Document Type



Houston Law Review




In this Commentary written for the Frankel Lecture symposium on police killings of Black Americans, I explore the increasingly popular claim that racialized brutality is not a malfunction of policing but its function. Or, as Paul Butler counsels, “Don’t get it twisted—the criminal justice system ain’t broke. It’s working just the way it’s supposed to.” This claim contradicts the conventional narrative, which remains largely accepted, that the police exist to vindicate the community’s interest in solving, reducing, and preventing crime. A perusal of the history of organized policing in the United States, however, reveals that it was never mainly about interdicting crime. From its inception in the nineteenth century, organized policing served the social, political, and economic priorities of empowered groups, from supporting Southern agrarian capitalist interests by imposing de facto slavery on emancipated Blacks to bolstering Northern industrialization by oppressing immigrant laborers. Afterward, police forces grew in response not to spikes in garden-variety crimes but to political campaigns and cultural anxieties. And today, it remains contested whether current policing practices—especially street policing—function to alleviate, rather than exacerbate, crime problems.

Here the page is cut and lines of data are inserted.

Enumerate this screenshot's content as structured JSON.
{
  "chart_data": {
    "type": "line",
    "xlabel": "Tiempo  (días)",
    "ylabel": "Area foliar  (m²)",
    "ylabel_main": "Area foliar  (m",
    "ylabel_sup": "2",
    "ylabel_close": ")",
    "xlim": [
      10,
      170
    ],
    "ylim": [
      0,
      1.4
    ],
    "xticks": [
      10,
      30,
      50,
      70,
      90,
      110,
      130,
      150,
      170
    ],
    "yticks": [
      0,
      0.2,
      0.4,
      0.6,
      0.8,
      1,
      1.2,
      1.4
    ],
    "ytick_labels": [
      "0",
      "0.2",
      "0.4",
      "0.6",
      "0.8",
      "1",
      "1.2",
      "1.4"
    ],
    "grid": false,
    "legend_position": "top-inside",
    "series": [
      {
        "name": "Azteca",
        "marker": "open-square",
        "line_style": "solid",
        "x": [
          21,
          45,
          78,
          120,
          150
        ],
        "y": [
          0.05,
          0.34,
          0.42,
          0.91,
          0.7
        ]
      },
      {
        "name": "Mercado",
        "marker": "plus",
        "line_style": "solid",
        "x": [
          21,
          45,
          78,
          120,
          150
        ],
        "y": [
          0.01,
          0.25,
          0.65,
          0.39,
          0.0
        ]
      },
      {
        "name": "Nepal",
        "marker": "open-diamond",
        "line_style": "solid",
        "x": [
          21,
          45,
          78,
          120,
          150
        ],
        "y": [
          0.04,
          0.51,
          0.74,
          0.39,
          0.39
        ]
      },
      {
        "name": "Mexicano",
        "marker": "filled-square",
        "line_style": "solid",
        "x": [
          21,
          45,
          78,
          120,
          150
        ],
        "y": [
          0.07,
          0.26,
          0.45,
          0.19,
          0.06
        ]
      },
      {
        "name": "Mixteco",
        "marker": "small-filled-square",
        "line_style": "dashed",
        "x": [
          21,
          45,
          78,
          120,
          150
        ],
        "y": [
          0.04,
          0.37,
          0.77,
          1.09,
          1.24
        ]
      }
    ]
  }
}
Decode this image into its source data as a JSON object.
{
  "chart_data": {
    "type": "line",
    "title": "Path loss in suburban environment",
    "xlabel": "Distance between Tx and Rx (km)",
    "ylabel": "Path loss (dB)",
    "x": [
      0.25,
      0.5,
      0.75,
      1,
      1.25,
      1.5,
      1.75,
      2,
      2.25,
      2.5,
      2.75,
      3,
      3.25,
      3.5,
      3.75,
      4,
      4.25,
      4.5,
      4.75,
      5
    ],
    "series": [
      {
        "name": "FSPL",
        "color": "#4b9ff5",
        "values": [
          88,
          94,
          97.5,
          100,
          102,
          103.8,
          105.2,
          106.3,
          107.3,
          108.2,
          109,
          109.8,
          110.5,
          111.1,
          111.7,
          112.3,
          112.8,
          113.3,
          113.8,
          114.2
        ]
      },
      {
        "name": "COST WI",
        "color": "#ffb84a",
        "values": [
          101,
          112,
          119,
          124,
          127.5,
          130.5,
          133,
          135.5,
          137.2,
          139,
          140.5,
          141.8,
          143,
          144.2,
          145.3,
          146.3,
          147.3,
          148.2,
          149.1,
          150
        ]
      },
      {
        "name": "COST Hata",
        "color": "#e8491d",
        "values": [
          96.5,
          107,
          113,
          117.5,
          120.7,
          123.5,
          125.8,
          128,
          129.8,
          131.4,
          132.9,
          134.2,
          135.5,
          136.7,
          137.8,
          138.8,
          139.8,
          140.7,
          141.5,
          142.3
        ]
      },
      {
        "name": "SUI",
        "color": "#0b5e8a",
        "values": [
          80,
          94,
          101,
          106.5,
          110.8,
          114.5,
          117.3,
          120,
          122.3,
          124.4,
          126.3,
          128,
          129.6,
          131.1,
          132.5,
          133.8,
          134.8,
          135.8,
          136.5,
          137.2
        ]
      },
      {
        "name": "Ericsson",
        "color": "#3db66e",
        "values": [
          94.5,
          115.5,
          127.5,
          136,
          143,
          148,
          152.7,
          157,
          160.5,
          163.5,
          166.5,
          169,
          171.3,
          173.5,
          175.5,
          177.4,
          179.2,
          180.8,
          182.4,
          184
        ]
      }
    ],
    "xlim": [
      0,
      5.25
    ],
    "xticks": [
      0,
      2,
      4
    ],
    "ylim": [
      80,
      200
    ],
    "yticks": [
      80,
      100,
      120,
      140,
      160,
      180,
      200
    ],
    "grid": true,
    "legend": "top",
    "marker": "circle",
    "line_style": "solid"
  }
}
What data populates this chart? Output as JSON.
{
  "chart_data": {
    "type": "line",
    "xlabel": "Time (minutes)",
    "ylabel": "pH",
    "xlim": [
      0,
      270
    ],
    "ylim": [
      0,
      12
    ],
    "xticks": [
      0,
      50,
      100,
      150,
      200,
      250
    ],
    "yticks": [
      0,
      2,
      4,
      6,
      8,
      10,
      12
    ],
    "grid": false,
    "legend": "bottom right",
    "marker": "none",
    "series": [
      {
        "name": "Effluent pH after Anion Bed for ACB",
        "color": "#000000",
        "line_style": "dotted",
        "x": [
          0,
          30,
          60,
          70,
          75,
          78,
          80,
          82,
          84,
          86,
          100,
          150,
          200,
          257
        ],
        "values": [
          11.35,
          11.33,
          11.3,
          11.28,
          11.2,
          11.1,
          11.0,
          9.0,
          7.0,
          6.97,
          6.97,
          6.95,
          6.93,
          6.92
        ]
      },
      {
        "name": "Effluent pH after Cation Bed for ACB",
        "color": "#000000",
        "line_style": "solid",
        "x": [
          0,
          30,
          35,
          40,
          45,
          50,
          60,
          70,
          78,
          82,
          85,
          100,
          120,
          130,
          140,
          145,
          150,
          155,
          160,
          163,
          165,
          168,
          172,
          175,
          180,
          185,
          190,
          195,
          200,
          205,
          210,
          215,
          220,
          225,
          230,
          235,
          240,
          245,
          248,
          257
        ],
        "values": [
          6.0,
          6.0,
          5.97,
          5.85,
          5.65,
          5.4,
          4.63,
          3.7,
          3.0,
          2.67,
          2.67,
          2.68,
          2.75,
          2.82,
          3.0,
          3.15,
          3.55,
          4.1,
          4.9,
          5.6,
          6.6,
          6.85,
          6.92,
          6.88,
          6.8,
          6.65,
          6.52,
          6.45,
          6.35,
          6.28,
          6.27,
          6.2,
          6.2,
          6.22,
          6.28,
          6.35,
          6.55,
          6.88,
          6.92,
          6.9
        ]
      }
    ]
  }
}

While policing’s crime-reduction success is questionable, one obvious, tremendous success has been its control of race, space, and place. Police draw blue lines around Black neighborhoods—just as banks drew their red lines—designating them as high-risk, pathological spaces. Police use aggressive stop and frisks, intense surveillance, and military-style home raids to keep the people in their spatial and social place. Brutality is the business of policing, reinforced in recruitment, training, and practice. I conclude that because racialized brutality is integral to policing, reformers should not primarily focus on incarcerating specific bad cops who draw headlines. The “bad apple” narrative casts racist violence as individual and deviant, rather than institutional and structural, and undermines the current promising, if glacial, movement toward dismantling policing as we know it.